Everyone likes a quick war. Politicians especially. A brisk little campaign, a few triumphant press conferences, some flags behind the podium, and everyone home in time for Christmas. It is a recurring fantasy of modern politics, rather like the belief that tax cuts always pay for themselves or that the next technological miracle will fix the electricity grid.
Donald Trump declaring he does not need Britain in a war that has already been won sits neatly in that tradition. Apparently the conflict is finished. Victory achieved. No allies required. One imagines someone somewhere is still firing things, but that is presumably just a formality.
History is full of these moments of premature triumph. In 1914 European leaders confidently assured their populations the war would be over by Christmas. They were correct in the sense that there was indeed a Christmas that year. Unfortunately the war carried on through four more of them while Europe industrialised the process of killing young men in muddy fields.

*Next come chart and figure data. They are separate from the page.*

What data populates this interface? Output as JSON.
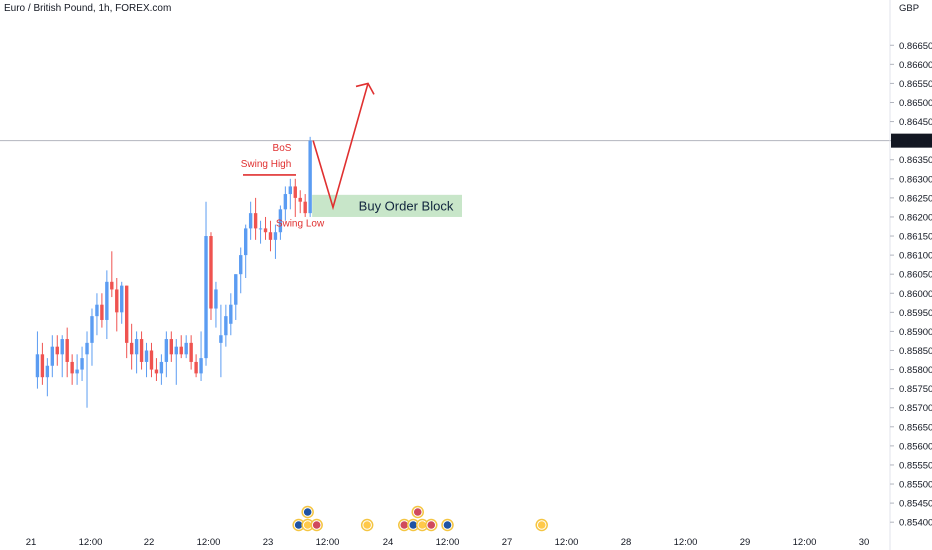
{
  "header": {
    "title": "Euro / British Pound, 1h, FOREX.com"
  },
  "chart_data": {
    "type": "candlestick",
    "currency": "GBP",
    "ylim": [
      0.8539,
      0.8669
    ],
    "price_ticks": [
      "0.86650",
      "0.86600",
      "0.86550",
      "0.86500",
      "0.86450",
      "0.86400",
      "0.86350",
      "0.86300",
      "0.86250",
      "0.86200",
      "0.86150",
      "0.86100",
      "0.86050",
      "0.86000",
      "0.85950",
      "0.85900",
      "0.85850",
      "0.85800",
      "0.85750",
      "0.85700",
      "0.85650",
      "0.85600",
      "0.85550",
      "0.85500",
      "0.85450",
      "0.85400"
    ],
    "current_price": "0.86400",
    "time_ticks": [
      "21",
      "12:00",
      "22",
      "12:00",
      "23",
      "12:00",
      "24",
      "12:00",
      "27",
      "12:00",
      "28",
      "12:00",
      "29",
      "12:00",
      "30"
    ],
    "colors": {
      "up": "#5b9cf2",
      "down": "#ef5350",
      "annotation": "#e03030",
      "order_block": "#c8e6c9"
    },
    "candles": [
      {
        "o": 0.8578,
        "h": 0.859,
        "l": 0.8575,
        "c": 0.8584
      },
      {
        "o": 0.8584,
        "h": 0.8587,
        "l": 0.8576,
        "c": 0.8578
      },
      {
        "o": 0.8578,
        "h": 0.8583,
        "l": 0.8573,
        "c": 0.8581
      },
      {
        "o": 0.8581,
        "h": 0.8589,
        "l": 0.8578,
        "c": 0.8586
      },
      {
        "o": 0.8586,
        "h": 0.8589,
        "l": 0.8581,
        "c": 0.8584
      },
      {
        "o": 0.8584,
        "h": 0.8589,
        "l": 0.8578,
        "c": 0.8588
      },
      {
        "o": 0.8588,
        "h": 0.8591,
        "l": 0.8578,
        "c": 0.8582
      },
      {
        "o": 0.8582,
        "h": 0.8584,
        "l": 0.8576,
        "c": 0.8579
      },
      {
        "o": 0.8579,
        "h": 0.8584,
        "l": 0.8576,
        "c": 0.858
      },
      {
        "o": 0.858,
        "h": 0.8586,
        "l": 0.8577,
        "c": 0.8583
      },
      {
        "o": 0.8584,
        "h": 0.859,
        "l": 0.857,
        "c": 0.8587
      },
      {
        "o": 0.8587,
        "h": 0.8596,
        "l": 0.8581,
        "c": 0.8594
      },
      {
        "o": 0.8594,
        "h": 0.86,
        "l": 0.8589,
        "c": 0.8597
      },
      {
        "o": 0.8597,
        "h": 0.86,
        "l": 0.8591,
        "c": 0.8593
      },
      {
        "o": 0.8593,
        "h": 0.8606,
        "l": 0.8588,
        "c": 0.8603
      },
      {
        "o": 0.8603,
        "h": 0.8611,
        "l": 0.8599,
        "c": 0.8601
      },
      {
        "o": 0.8601,
        "h": 0.8604,
        "l": 0.859,
        "c": 0.8595
      },
      {
        "o": 0.8595,
        "h": 0.8603,
        "l": 0.8592,
        "c": 0.8602
      },
      {
        "o": 0.8602,
        "h": 0.8602,
        "l": 0.8583,
        "c": 0.8587
      },
      {
        "o": 0.8587,
        "h": 0.8592,
        "l": 0.858,
        "c": 0.8584
      },
      {
        "o": 0.8584,
        "h": 0.859,
        "l": 0.8579,
        "c": 0.8588
      },
      {
        "o": 0.8588,
        "h": 0.859,
        "l": 0.858,
        "c": 0.8582
      },
      {
        "o": 0.8582,
        "h": 0.8587,
        "l": 0.8578,
        "c": 0.8585
      },
      {
        "o": 0.8585,
        "h": 0.8587,
        "l": 0.8578,
        "c": 0.858
      },
      {
        "o": 0.858,
        "h": 0.8583,
        "l": 0.8577,
        "c": 0.8579
      },
      {
        "o": 0.8579,
        "h": 0.8584,
        "l": 0.8576,
        "c": 0.8582
      },
      {
        "o": 0.8582,
        "h": 0.859,
        "l": 0.8578,
        "c": 0.8588
      },
      {
        "o": 0.8588,
        "h": 0.859,
        "l": 0.8582,
        "c": 0.8584
      },
      {
        "o": 0.8584,
        "h": 0.8588,
        "l": 0.8576,
        "c": 0.8586
      },
      {
        "o": 0.8586,
        "h": 0.8589,
        "l": 0.8583,
        "c": 0.8584
      },
      {
        "o": 0.8584,
        "h": 0.8589,
        "l": 0.8583,
        "c": 0.8587
      },
      {
        "o": 0.8587,
        "h": 0.8589,
        "l": 0.858,
        "c": 0.8582
      },
      {
        "o": 0.8582,
        "h": 0.8584,
        "l": 0.8578,
        "c": 0.8579
      },
      {
        "o": 0.8579,
        "h": 0.859,
        "l": 0.8577,
        "c": 0.8583
      },
      {
        "o": 0.8583,
        "h": 0.8624,
        "l": 0.8581,
        "c": 0.8615
      },
      {
        "o": 0.8615,
        "h": 0.8616,
        "l": 0.8593,
        "c": 0.8596
      },
      {
        "o": 0.8596,
        "h": 0.8603,
        "l": 0.8591,
        "c": 0.8601
      },
      {
        "o": 0.8587,
        "h": 0.8597,
        "l": 0.8578,
        "c": 0.8589
      },
      {
        "o": 0.8589,
        "h": 0.8597,
        "l": 0.8586,
        "c": 0.8594
      },
      {
        "o": 0.8592,
        "h": 0.86,
        "l": 0.8589,
        "c": 0.8597
      },
      {
        "o": 0.8597,
        "h": 0.8605,
        "l": 0.8593,
        "c": 0.8605
      },
      {
        "o": 0.8605,
        "h": 0.8612,
        "l": 0.86,
        "c": 0.861
      },
      {
        "o": 0.861,
        "h": 0.8618,
        "l": 0.8604,
        "c": 0.8617
      },
      {
        "o": 0.8617,
        "h": 0.8624,
        "l": 0.8614,
        "c": 0.8621
      },
      {
        "o": 0.8621,
        "h": 0.8625,
        "l": 0.8614,
        "c": 0.8617
      },
      {
        "o": 0.8617,
        "h": 0.8619,
        "l": 0.8613,
        "c": 0.8617
      },
      {
        "o": 0.8617,
        "h": 0.862,
        "l": 0.8614,
        "c": 0.8616
      },
      {
        "o": 0.8616,
        "h": 0.8619,
        "l": 0.8611,
        "c": 0.8614
      },
      {
        "o": 0.8614,
        "h": 0.8618,
        "l": 0.8609,
        "c": 0.8616
      },
      {
        "o": 0.8616,
        "h": 0.8623,
        "l": 0.8614,
        "c": 0.8622
      },
      {
        "o": 0.8622,
        "h": 0.8628,
        "l": 0.8619,
        "c": 0.8626
      },
      {
        "o": 0.8626,
        "h": 0.863,
        "l": 0.8622,
        "c": 0.8628
      },
      {
        "o": 0.8628,
        "h": 0.863,
        "l": 0.862,
        "c": 0.8625
      },
      {
        "o": 0.8625,
        "h": 0.8627,
        "l": 0.8621,
        "c": 0.8624
      },
      {
        "o": 0.8624,
        "h": 0.8626,
        "l": 0.862,
        "c": 0.8621
      },
      {
        "o": 0.8621,
        "h": 0.8641,
        "l": 0.862,
        "c": 0.864
      }
    ],
    "annotations": {
      "bos": "BoS",
      "swing_high": "Swing High",
      "swing_low": "Swing Low",
      "order_block": "Buy Order Block",
      "swing_high_price": 0.8631,
      "order_block_range": [
        0.862,
        0.86258
      ]
    },
    "projection": [
      0.864,
      0.86225,
      0.8655
    ],
    "events": [
      {
        "time": "23 08:00",
        "count": 3
      },
      {
        "time": "23 20:00",
        "count": 1
      },
      {
        "time": "24 06:00",
        "count": 4
      },
      {
        "time": "24 12:00",
        "count": 1
      },
      {
        "time": "27 07:00",
        "count": 1
      }
    ]
  }
}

More recently Vladimir Putin appears to have thought Ukraine would be subdued in a matter of weeks. Russian units reportedly carried parade uniforms in their kit for the anticipated victory march in Kyiv. Several years on the war is still grinding away and the parade uniforms remain, one assumes, folded neatly in a warehouse somewhere next to a depressing collection of destroyed armour.

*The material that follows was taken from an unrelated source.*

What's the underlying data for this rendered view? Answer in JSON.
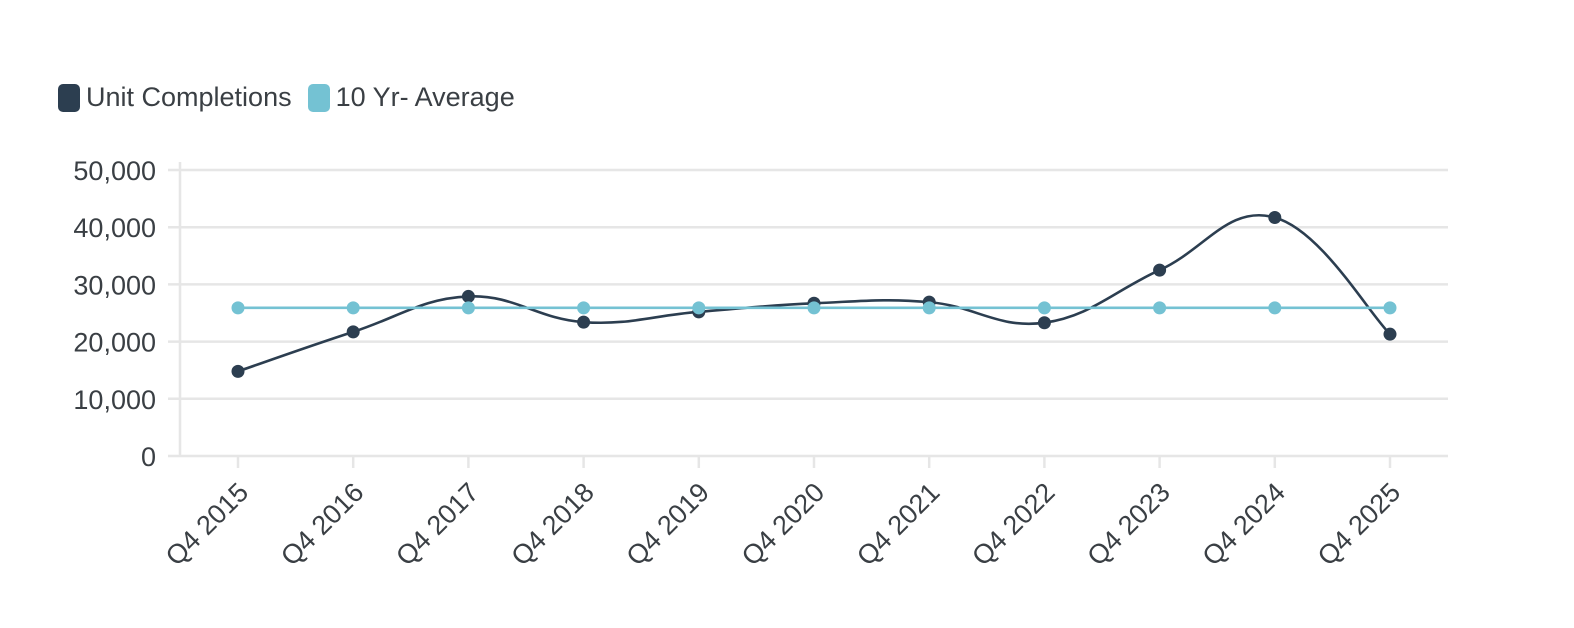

The pattern is familiar because the mistake is familiar. The first phase of a war is usually the easy bit. Armies advance, governments fall, maps get redrawn on television graphics. The hard part begins afterwards when the defeated side declines to accept the script and starts fighting back in awkward and unpredictable ways. Iraq in 2003 was “won” in about three weeks. The unpleasant business that followed lasted years and cost rather more than the original celebration suggested.
Which makes Trump’s remark less a piece of military analysis and more a familiar bit of political theatre. It sounds decisive. It sounds strong. It has the comforting simplicity of a boxing match where someone has already been knocked out.

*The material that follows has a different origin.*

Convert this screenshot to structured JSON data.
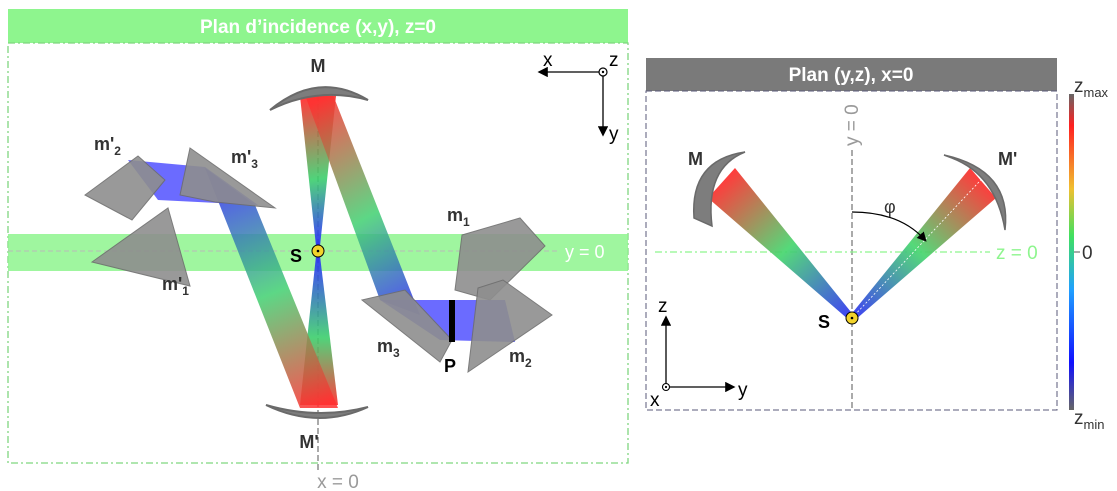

There is also the small matter of how alliances actually work. If you genuinely want allies in a conflict, there is usually a bit of groundwork involved. Decades of it, in fact. Cooperation, shared intelligence, joint planning, bases, training exercises, and the occasional polite effort not to insult them in public. The United States has historically been extremely good at this. NATO did not appear out of thin air. Neither did the Five Eyes intelligence network or the dense web of military cooperation with countries like Britain.
Trump’s approach has tended to be rather different. Allies are freeloaders. NATO is a protection racket. Trade wars with partners are a useful negotiating tactic. The general tone is that alliances are rather like golf club memberships that should be cancelled if the annual fee looks a bit high.
Which makes the current complaint faintly comic. If you spend years telling your allies they are unnecessary, unreliable, or ripping you off, you should not be terribly shocked if they appear slightly less eager when the shooting starts. Allies are not something you summon like room service. His transactional view of diplomacy has worked against him - spectacularly.
Still, declaring victory early does have its advantages. It saves the awkward business of planning the next phase, the one where the war inconveniently refuses to behave like a press release.
And if events later suggest the war was not quite finished after all, there will always be another press conference explaining that victory had technically already happened and reality simply failed to notice.